Despite Established Free Speech Precedent, Schools Still Try to Ban Anthem Protests Against Racism

Photo Credit: Photo by Sandra Cohen Rose and Colin Rose's PhotoStream, Flickr

Article below by Albert Samaha at buzzfeed.com.  One of the major catalysts for the creation of Courage Under Fire was the relentless and authoritarian attacks on students, middle, high school, and college, who exercised their first amendment right to freedom of speech by refusing to stand during the national anthem. Further, at private schools where the first amendment is not applicable, students were being punished or engaging in silent, unobtrusive speech not explicitly forbidden by school rules or policies.
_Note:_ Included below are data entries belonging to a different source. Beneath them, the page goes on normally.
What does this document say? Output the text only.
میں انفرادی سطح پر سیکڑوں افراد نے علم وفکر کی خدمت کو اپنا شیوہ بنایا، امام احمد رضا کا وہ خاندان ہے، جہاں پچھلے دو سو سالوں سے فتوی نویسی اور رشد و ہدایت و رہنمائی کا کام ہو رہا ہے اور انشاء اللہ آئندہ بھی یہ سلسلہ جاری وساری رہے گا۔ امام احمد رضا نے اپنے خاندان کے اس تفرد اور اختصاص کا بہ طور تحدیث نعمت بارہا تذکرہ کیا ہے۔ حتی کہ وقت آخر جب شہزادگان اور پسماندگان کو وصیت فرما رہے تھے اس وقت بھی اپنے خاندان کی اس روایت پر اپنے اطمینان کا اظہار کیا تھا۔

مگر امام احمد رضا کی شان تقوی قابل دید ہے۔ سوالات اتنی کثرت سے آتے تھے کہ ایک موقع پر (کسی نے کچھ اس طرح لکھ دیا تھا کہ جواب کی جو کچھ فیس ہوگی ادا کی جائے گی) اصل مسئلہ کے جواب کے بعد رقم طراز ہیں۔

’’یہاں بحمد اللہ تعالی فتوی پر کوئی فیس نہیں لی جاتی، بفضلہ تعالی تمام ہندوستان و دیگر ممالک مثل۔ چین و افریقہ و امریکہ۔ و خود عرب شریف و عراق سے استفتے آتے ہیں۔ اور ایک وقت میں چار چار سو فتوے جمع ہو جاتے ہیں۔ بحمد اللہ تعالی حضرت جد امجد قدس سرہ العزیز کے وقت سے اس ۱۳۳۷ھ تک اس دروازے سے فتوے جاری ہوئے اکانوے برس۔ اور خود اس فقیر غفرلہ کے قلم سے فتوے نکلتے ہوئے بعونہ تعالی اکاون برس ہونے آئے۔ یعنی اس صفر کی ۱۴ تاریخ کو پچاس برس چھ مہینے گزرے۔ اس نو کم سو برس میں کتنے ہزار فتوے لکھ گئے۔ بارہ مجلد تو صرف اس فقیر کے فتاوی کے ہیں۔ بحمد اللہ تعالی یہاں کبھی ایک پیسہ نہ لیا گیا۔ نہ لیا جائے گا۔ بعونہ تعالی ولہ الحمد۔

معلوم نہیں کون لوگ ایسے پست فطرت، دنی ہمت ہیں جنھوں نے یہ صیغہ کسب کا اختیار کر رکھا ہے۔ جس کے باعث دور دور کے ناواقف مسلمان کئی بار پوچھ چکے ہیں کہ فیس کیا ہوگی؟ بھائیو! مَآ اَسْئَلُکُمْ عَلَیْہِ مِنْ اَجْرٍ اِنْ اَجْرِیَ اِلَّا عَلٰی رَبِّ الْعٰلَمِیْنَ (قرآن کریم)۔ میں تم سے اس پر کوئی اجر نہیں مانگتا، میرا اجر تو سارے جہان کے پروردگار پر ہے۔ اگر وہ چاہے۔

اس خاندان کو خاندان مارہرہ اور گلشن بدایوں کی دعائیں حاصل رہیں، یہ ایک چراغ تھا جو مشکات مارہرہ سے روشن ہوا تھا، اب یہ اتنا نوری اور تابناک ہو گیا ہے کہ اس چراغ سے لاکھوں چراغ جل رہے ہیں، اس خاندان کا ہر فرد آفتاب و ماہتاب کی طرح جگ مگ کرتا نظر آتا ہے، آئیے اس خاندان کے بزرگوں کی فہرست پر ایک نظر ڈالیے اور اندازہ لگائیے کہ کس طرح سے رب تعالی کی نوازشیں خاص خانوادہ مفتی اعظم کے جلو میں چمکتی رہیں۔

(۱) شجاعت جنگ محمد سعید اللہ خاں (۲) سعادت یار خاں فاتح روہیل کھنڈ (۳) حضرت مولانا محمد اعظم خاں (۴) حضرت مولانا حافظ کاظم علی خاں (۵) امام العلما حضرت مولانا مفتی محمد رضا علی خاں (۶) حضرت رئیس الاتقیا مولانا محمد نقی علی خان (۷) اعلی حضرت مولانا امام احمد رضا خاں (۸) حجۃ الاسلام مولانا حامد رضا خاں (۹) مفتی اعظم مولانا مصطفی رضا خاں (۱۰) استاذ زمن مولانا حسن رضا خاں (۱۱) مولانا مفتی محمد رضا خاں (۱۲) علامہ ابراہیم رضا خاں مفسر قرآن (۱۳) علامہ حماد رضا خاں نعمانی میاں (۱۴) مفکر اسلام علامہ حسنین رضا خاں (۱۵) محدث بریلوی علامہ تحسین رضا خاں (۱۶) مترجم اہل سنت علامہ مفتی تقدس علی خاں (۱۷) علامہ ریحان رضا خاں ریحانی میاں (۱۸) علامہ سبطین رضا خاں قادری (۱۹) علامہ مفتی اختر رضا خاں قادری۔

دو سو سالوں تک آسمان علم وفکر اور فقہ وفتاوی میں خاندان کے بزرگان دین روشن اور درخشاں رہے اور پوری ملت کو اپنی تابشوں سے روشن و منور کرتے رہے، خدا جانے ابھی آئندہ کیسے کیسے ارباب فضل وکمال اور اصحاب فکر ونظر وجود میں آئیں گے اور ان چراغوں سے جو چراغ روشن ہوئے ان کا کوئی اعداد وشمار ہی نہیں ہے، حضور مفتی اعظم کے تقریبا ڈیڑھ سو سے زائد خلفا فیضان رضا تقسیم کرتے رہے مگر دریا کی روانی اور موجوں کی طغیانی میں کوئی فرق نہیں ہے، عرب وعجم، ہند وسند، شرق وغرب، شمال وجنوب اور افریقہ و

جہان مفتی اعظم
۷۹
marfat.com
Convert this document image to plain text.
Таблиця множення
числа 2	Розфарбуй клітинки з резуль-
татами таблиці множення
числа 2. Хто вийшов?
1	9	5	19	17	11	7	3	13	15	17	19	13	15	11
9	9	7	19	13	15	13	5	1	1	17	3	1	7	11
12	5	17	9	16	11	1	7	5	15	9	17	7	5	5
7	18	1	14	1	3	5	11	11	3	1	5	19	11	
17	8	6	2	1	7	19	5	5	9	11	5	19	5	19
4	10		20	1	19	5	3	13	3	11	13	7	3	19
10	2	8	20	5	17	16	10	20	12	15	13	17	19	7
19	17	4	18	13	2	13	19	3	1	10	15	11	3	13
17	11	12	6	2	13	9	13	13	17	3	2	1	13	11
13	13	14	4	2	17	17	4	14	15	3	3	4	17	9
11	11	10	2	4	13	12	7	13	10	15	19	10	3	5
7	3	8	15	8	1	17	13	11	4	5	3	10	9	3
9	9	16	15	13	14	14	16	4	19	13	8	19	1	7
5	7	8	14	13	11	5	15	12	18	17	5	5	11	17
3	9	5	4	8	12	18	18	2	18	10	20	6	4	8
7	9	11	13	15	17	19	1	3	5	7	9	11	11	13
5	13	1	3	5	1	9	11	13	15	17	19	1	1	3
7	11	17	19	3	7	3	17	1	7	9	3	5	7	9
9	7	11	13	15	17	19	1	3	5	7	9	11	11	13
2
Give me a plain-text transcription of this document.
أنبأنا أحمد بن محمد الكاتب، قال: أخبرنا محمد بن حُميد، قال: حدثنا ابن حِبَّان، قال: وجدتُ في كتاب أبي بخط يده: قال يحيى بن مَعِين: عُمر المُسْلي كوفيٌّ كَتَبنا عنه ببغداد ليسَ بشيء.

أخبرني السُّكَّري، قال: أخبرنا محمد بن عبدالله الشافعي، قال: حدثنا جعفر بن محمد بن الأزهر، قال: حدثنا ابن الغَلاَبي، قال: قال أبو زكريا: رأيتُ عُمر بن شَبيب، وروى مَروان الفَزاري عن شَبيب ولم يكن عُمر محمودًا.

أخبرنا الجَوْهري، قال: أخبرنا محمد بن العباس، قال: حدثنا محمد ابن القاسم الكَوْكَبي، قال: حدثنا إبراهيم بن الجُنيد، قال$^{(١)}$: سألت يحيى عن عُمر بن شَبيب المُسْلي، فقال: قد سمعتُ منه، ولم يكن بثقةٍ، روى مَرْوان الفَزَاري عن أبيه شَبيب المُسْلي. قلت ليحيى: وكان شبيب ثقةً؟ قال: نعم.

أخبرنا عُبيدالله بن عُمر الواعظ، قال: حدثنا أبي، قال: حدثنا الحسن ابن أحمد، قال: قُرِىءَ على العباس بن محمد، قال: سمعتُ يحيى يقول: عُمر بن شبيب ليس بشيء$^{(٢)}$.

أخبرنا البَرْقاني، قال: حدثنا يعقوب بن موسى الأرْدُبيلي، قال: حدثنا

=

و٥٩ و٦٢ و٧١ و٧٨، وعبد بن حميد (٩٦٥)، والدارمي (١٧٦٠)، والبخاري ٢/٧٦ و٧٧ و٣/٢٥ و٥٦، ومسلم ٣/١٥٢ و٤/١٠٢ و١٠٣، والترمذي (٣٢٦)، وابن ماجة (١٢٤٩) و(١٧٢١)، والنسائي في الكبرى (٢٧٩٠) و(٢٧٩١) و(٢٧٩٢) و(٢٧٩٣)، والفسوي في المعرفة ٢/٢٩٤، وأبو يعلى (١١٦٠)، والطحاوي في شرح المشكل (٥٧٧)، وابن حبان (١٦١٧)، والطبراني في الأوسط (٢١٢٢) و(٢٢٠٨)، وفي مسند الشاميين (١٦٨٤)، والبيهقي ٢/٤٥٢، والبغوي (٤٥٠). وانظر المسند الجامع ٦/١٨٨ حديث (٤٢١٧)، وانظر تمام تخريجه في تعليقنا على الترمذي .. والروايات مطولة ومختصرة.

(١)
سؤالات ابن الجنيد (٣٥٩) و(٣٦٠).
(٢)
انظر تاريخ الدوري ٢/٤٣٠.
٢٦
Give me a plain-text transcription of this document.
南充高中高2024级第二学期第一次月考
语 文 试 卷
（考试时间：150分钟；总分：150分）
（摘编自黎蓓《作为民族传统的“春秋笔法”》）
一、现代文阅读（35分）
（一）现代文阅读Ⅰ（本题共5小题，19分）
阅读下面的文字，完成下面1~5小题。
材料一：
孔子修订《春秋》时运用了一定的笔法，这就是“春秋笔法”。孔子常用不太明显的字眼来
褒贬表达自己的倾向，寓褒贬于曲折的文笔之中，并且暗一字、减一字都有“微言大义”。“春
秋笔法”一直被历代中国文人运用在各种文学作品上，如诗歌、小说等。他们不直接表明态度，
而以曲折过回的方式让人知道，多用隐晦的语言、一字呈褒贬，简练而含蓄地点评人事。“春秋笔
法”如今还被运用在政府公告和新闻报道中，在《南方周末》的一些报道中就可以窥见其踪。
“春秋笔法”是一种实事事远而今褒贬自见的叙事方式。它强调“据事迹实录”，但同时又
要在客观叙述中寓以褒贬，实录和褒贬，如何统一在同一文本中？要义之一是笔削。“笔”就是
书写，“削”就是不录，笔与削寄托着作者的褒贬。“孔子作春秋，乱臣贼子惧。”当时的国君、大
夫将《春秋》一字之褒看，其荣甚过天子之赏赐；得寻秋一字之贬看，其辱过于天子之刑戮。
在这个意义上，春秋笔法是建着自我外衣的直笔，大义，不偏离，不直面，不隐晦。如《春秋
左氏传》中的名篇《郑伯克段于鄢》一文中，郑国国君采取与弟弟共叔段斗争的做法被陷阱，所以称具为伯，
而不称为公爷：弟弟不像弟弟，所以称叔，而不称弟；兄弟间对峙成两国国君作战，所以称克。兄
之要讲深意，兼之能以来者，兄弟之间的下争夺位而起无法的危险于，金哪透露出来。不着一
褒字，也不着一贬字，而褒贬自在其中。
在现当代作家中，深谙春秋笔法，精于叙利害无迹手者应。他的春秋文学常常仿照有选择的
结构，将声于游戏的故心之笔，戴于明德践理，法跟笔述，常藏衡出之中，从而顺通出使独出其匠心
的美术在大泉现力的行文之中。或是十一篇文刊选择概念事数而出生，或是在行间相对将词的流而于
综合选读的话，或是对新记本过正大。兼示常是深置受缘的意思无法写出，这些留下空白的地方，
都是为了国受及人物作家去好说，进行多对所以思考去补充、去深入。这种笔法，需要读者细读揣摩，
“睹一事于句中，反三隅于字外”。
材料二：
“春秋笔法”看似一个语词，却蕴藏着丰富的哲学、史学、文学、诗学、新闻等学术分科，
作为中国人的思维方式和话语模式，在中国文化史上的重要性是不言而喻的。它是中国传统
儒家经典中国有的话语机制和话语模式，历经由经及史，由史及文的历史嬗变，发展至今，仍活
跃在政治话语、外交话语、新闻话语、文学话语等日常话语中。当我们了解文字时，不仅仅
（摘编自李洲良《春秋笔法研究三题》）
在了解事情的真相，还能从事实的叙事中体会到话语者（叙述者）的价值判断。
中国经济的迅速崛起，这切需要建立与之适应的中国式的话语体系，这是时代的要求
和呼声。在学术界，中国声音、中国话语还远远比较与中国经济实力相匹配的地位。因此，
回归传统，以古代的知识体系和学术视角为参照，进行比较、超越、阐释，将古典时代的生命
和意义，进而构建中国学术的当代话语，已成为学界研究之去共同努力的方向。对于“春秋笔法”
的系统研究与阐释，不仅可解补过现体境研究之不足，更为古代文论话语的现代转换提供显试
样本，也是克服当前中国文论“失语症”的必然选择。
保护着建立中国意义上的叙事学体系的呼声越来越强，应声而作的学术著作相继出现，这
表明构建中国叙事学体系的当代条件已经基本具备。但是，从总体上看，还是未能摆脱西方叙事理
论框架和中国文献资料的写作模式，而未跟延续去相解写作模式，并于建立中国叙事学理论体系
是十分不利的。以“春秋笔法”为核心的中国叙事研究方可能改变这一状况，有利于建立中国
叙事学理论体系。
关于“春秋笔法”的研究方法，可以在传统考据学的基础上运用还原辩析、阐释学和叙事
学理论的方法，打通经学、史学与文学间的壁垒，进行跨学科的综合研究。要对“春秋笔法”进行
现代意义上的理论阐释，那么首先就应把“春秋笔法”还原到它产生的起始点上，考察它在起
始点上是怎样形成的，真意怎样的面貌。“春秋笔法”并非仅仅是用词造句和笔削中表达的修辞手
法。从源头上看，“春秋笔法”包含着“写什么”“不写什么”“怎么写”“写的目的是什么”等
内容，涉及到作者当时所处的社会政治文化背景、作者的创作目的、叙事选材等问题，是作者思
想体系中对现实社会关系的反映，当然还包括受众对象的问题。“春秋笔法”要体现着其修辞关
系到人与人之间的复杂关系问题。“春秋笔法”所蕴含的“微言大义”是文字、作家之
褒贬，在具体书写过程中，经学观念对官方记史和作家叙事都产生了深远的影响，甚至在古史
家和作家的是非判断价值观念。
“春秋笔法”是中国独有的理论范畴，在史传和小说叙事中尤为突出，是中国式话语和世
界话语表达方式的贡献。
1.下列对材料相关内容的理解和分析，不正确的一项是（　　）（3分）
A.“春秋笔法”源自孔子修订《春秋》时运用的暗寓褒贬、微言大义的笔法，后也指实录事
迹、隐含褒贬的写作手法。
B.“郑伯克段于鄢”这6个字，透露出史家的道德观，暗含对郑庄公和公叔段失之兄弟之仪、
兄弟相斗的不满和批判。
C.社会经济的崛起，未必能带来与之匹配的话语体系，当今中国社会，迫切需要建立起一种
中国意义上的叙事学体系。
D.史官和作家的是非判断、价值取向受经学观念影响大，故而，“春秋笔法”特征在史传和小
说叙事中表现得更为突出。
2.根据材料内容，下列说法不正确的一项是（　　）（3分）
The depth of white racism is reflected both in the histrionic reactions to peaceful protest against racism during the anthem, and the efforts by administration officials to ban said protests, despite established law allowing for such acts at public schools; this is addition to the equally ridiculous threats of suspension, removal from teams, withholding of budgets, cancellation of scholarships. Wholly unacceptable in an allegedly free society. This is why we kneel. 

The crowd was mostly white when the high school quarterback knelt during the national anthem, his silent protest playing out on a cool desert night. It was the second time that V.A., the 17-year-old star player from San Pasqual Valley High in Winterhaven, California, had taken a knee to protest racial injustice, an act inspired by the NFL players who’d sat, knelt, or raised fists that fall.

But the first time had been on his home field in front of supportive classmates and parents, most of them Latino or, like V.A., Native American. This time, he was 250 miles from home, in Mayer, Arizona, before a high school whose student body was 78% white.